La lettera dimostra che l'aumento dei target per il taglio delle emissioni a livello europeo è sostenuto da diversi segmenti economici e imprenditoriali: il documento è stato infatti firmato da aziende di settori quali manifatturiero, industria pesante, finanza, beni di consumo, tessile, produzione di energia e tecnologia. 

La lettera afferma: "Quello che dobbiamo vedere con urgenza è un'ambiziosa implementazione del pacchetto di ripresa incentrata sul raggiungimento di una transizione verde e digitale, con il Green Deal europeo al centro e un obiettivo elevato di riduzione delle emissioni a breve termine nel mirino". “Le decisioni giuste ora possono aiutare a creare e proteggere comunità sane, fiorenti ed eque e garantire una tabella di marcia per un'economia prospera.
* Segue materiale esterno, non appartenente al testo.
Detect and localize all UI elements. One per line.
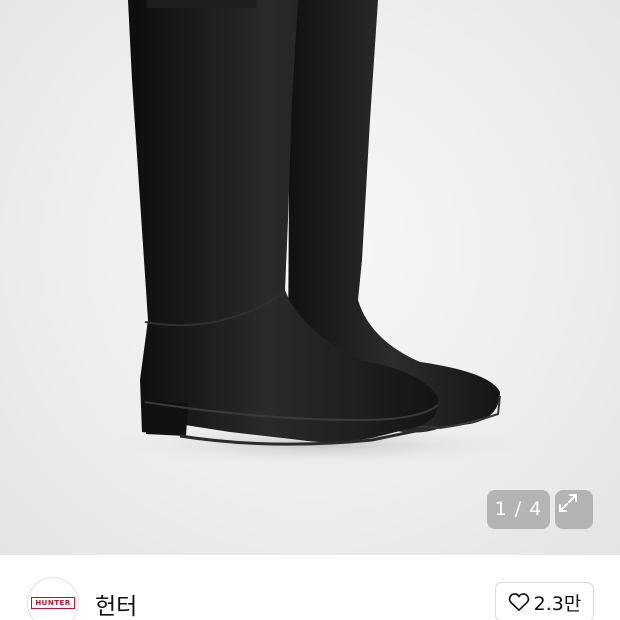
brand-logo[interactable]: HUNTER bbox=[27, 577, 79, 620]
rain-boots-illustration bbox=[100, 0, 540, 467]
image-counter-badge: 1 / 4 bbox=[487, 490, 550, 529]
like-count: 2.3만 bbox=[533, 592, 582, 615]
product-image[interactable]: 1 / 4 bbox=[0, 0, 620, 555]
brand-name[interactable]: 헌터 bbox=[95, 587, 137, 620]
product-detail-page: 1 / 4 HUNTER 헌터 2.3만 bbox=[0, 0, 620, 620]
expand-image-button[interactable] bbox=[555, 490, 593, 529]
like-button[interactable]: 2.3만 bbox=[495, 582, 594, 620]
expand-arrows-icon bbox=[559, 494, 577, 512]
hunter-logo-text: HUNTER bbox=[31, 597, 75, 609]
heart-outline-icon bbox=[508, 593, 529, 611]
Realizzare l'ambizione a lungo termine dell'Europa di diventare il primo continente climaticamente neutro entro il 2050 richiede un'ampia serie di misure urgenti per intensificare l'azione. Dal punto di vista delle imprese e degli investitori, è essenziale la chiarezza sul percorso e sui calendari della transizione zero netto per ciascun settore, nonché una politica che consenta investimenti sostanziali in soluzioni a emissioni zero.

I firmatari invitano poi i destinatari del documento "a evitare i peggiori effetti del cambiamento climatico e a garantire una ripresa economica sostenibile e competitiva".

"Comprendiamo i rischi posti dal cambiamento climatico e dalla perdita di biodiversità per le nostre imprese e stiamo già lavorando per sbloccare il cambiamento in settori economici chiave. Investitori, banche e assicuratori stanno lavorando per trasferire i portafogli a zero emissioni nette. Più di 900 aziende stanno intraprendendo azioni per il clima basate sulla scienza e più di 400 hanno approvato obiettivi basati sulla scienza. Stiamo investendo molto in energia pulita, efficienza energetica ed elettrificazione, riducendo le emissioni attraverso le catene del valore e il ciclo di vita dei nostri prodotti e sviluppando pratiche migliori nella bioeconomia" conclude infine la lettera.

Il monito arriva proprio alla vigilia di mercoledì 16 settembre, giorno in cui la presidente della Commissione europea, Ursula von der Leyen, terrà un discorso in cui rivelerà l'obiettivo aggiornato di riduzione delle emissioni di gas serra per il 2030 nel suo discorso sullo stato dell'Unione al Parlamento europeo.